The Supreme Court has today handed down judgment in the case of Lloyd v Google. Although the defendant prevailed, it would be entirely precipitous to read the ruling as sounding the death knell for compensation claims for data protection breaches.
This is of course a landmark judgment for data protection claims, but also more generally for consumer actions brought on an "opt-out" basis. The claimant, Mr Lloyd, represented a group of more than 4 million iPhone users, and alleged, on their behalf, that Google's historic deployment of cookies on the Safari browser had been not just unlawful, but that it meant that Google should pay compensation to everyone who had received cookies on that basis.
Although the Supreme Court found in favour of Google, this was a case primarily about the legal mechanisms to bring such claims under the now-repealed 1998 Data Protection Act, and not about the overarching rights and principles of data protection law. This means that there will undoubtedly still be good arguments, particularly under the new UK GDPR framework, that will permit certain group actions to proceed, and cases where an infringement of data protection law is such that compensation will be appropriate.

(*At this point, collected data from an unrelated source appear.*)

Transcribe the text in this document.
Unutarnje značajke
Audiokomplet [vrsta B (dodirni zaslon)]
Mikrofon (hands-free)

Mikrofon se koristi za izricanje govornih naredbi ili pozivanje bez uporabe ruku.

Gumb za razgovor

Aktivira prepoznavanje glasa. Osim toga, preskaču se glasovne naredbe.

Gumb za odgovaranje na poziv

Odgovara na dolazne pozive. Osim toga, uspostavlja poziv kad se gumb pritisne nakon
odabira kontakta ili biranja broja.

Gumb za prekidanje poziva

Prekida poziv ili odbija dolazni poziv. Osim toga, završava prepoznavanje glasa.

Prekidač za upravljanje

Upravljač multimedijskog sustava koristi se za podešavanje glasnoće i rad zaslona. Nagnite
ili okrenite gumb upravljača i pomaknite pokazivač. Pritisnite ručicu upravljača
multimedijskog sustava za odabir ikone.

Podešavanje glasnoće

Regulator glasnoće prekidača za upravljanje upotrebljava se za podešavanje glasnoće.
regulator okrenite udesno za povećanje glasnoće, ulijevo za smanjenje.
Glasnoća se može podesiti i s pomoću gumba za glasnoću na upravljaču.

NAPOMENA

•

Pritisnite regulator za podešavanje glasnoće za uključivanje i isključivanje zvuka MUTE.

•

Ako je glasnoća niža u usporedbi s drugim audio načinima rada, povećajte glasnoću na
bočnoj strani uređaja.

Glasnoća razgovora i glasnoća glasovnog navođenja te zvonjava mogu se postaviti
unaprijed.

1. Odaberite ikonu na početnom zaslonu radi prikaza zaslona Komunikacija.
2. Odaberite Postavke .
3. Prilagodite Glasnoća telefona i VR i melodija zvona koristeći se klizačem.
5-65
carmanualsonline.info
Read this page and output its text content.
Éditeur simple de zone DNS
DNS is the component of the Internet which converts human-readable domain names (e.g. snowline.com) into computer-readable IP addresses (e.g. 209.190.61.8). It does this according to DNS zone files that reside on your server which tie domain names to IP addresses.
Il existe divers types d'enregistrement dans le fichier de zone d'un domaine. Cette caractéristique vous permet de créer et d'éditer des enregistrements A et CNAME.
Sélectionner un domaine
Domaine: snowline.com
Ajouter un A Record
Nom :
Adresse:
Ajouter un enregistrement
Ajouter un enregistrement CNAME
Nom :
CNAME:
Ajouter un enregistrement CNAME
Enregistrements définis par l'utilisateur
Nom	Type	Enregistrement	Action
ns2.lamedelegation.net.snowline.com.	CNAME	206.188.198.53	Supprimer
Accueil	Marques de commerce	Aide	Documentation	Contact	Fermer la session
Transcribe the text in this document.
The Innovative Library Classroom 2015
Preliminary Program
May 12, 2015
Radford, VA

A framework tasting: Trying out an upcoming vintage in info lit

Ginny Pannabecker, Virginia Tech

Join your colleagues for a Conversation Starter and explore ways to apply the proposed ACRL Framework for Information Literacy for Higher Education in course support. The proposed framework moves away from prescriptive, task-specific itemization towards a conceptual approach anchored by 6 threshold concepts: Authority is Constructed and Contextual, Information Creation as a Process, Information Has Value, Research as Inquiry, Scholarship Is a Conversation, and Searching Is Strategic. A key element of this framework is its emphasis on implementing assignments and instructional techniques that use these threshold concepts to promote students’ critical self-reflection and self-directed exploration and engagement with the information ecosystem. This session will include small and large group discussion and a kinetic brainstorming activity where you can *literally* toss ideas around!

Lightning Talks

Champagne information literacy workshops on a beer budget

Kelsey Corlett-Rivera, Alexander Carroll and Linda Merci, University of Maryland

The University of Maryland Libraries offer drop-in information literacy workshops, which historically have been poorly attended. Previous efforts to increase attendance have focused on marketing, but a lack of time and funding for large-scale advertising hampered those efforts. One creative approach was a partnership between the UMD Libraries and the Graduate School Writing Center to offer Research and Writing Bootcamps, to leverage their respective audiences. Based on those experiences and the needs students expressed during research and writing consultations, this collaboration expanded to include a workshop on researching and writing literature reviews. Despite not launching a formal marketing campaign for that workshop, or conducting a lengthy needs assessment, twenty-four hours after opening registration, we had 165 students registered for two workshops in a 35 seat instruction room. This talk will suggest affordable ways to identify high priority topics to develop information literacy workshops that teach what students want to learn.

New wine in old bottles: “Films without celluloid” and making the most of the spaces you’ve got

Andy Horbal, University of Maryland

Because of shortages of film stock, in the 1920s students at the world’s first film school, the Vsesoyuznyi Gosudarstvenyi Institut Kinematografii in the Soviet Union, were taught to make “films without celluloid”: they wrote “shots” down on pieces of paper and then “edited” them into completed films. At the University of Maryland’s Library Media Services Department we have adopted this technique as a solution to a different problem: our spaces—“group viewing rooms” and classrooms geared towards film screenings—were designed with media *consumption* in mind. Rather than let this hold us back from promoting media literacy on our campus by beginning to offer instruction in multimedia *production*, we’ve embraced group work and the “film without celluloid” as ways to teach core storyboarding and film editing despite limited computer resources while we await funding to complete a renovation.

The judgment also passes the baton both to Parliament and to the Information Commissioner. For Parliament, it may be the case that legislation is required to enable opt-out claims under data protection law to be made more easily. For the Information Commissioner, there is now a pressing need for more robust enforcement action for wilful and mass-scale infringements of the law and to ensure that data subjects are afforded the effective judicial remedy, which is the promise of UK GDPR and the present data protection framework.